After heavily featuring Castle Rock in THE DARK HALF novel and “The Sun Dog” novella, the author decided that it had become a creative liability for him. He explained, “It got to the point where I could draw maps of the place. On the one hand, it was a welcoming place to write about. But there is a downside to that. You become complacent; you begin to accept boundaries; the familiarity of the place discourages risks.” So he brought in the devil to destroy Castle Rock—just as he had destroyed the towns of Chamberlain in Carrie, and Derry in IT.
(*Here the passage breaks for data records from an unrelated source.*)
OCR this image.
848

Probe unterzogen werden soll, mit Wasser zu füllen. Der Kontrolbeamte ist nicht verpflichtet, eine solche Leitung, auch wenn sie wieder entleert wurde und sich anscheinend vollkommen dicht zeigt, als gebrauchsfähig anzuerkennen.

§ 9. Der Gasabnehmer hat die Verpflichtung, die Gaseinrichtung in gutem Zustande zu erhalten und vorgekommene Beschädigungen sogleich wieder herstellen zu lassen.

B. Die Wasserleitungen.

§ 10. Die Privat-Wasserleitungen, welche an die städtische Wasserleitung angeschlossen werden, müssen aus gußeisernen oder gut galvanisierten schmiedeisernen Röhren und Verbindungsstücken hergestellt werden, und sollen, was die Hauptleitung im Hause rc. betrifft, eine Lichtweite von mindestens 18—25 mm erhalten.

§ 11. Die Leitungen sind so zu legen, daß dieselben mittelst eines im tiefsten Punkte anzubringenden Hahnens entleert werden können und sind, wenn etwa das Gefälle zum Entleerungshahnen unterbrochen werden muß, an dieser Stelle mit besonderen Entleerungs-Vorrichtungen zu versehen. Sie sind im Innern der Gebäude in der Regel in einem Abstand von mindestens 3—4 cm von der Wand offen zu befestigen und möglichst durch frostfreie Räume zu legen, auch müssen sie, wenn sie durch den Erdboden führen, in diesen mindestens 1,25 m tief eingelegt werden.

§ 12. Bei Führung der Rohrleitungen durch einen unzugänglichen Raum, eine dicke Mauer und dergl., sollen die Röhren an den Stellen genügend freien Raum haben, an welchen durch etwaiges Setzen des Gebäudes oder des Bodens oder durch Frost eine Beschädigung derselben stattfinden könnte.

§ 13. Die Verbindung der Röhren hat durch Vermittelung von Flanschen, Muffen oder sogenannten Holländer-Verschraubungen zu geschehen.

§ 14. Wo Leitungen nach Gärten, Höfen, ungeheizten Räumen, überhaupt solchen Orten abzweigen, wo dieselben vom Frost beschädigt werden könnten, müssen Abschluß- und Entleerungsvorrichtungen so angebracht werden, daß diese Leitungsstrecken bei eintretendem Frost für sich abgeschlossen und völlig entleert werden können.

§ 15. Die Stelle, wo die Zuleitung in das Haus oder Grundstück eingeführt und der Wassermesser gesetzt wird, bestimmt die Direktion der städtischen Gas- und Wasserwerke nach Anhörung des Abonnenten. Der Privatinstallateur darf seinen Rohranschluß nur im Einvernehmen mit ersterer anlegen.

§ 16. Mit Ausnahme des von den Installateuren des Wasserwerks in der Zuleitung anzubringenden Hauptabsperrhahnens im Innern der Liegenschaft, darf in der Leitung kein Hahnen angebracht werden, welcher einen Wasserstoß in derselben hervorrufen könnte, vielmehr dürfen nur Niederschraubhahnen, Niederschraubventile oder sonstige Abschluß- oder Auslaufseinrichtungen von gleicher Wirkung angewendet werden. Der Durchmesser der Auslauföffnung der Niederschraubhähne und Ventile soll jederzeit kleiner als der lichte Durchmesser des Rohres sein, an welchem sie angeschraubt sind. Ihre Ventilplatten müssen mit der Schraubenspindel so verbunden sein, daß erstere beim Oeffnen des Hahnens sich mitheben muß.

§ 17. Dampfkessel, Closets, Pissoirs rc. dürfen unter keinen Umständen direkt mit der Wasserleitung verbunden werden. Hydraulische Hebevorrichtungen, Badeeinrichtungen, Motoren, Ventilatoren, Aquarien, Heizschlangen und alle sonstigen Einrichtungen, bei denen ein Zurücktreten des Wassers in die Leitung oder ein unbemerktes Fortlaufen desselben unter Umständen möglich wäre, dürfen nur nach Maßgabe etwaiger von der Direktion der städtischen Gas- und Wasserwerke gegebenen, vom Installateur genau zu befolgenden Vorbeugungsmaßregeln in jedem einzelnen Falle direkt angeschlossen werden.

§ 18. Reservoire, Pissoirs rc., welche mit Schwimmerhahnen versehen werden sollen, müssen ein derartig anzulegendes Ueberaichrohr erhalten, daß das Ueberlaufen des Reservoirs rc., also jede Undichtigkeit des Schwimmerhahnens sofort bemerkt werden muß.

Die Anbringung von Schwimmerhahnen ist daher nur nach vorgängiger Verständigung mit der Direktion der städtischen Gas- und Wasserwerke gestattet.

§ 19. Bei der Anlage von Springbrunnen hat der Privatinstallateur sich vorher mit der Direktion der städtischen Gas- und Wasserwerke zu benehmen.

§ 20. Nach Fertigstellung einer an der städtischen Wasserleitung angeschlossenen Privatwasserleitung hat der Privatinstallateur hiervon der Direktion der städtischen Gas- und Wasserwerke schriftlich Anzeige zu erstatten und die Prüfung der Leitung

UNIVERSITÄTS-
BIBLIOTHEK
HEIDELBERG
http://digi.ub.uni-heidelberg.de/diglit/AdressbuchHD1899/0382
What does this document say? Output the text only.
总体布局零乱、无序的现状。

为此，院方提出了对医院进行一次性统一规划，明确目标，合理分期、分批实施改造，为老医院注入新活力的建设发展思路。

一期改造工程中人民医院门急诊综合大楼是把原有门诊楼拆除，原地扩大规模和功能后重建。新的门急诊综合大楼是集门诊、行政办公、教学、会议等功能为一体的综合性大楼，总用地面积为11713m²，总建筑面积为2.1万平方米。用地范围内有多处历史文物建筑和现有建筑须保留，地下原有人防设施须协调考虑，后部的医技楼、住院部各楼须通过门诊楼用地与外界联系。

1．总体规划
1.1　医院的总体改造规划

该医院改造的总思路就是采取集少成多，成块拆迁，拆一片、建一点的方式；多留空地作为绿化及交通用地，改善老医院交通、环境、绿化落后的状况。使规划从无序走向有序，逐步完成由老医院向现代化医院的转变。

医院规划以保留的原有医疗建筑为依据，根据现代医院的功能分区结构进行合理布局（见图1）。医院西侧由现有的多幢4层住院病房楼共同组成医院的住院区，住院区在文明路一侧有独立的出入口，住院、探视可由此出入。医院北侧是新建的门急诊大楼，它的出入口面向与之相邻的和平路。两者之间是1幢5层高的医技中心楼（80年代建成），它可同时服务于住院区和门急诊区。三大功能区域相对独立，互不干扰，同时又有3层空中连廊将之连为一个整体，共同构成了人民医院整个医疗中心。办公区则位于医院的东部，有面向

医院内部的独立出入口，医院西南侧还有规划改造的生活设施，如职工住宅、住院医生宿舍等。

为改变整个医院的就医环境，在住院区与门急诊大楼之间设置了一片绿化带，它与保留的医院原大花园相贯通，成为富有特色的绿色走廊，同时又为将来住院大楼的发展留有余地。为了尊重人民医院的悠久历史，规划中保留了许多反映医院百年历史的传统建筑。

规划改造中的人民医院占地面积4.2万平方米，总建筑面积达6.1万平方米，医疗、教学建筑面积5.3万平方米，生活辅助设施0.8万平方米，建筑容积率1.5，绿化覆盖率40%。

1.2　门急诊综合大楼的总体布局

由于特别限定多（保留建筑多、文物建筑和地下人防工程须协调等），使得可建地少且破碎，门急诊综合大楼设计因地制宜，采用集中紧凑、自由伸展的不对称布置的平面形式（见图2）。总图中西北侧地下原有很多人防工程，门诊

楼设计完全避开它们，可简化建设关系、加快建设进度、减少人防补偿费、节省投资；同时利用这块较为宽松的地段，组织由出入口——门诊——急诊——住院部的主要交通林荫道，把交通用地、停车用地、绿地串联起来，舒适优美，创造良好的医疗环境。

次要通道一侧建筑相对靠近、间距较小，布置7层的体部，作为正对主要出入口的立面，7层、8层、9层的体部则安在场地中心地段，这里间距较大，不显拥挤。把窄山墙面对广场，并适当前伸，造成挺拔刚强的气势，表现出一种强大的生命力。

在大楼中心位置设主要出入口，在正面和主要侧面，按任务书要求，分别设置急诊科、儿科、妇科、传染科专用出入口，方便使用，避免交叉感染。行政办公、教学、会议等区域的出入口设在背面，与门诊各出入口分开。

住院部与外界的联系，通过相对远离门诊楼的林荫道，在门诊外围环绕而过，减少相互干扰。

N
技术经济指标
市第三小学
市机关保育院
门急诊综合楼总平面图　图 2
But unlike those other towns, Castle Rock has refused to stay dead. The 1992 novels DOLORES CLAIBORNE and GERALD’S GAME featured a map of Maine giving the approximate location of Castle Rock: just south of Mexico and Rumford. The 1998 novel BAG OF BONES made frequent reference to Castle Rock, and even mentioned a “weighty tome” entitled A History of Castle County and Castle Rock, written by one Marie Hingerman. (Wouldn’t you like to get your hands on a copy of that, Constant Readers?) In the 2009 novel UNDER THE DOME, the U.S. military set up a temporary base in Castle Rock, to keep an eye on the nearby town of Chester’s Mill. The town appeared again in the 2014 novel Revival, and just last week author Richard Chizmar announced on Facebook that he has co-written a “new Castle Rock story” with Stephen King.
Although the town still seems to be alive and well, outsiders wandering into the wilds of western Maine aren’t likely to stumble upon any hints of Castle Rock. Believe me, I’ve tried. The one-stop towns north of Norway and Paris were indistinguishable to me as an outsider. All I saw was trees and logging trucks and a long, lonely road leading north to Rangeley. I saw no hints of King’s Castle County (no Castle View, Castle Lake, Castle Hill, Castle Ridge); no towns named Gates Falls, or Harlow, or Shiloh, or Motton; no Route 97 northwest out of Mechanic Falls and no Black Henry Road through the wilderness. Mainers surely know the lay of this land, but those of us “from away” might as well be in Mrs. Todd’s parallel universe, where a person quickly becomes overwhelmed by the oppressive sense of solitude and timelessness.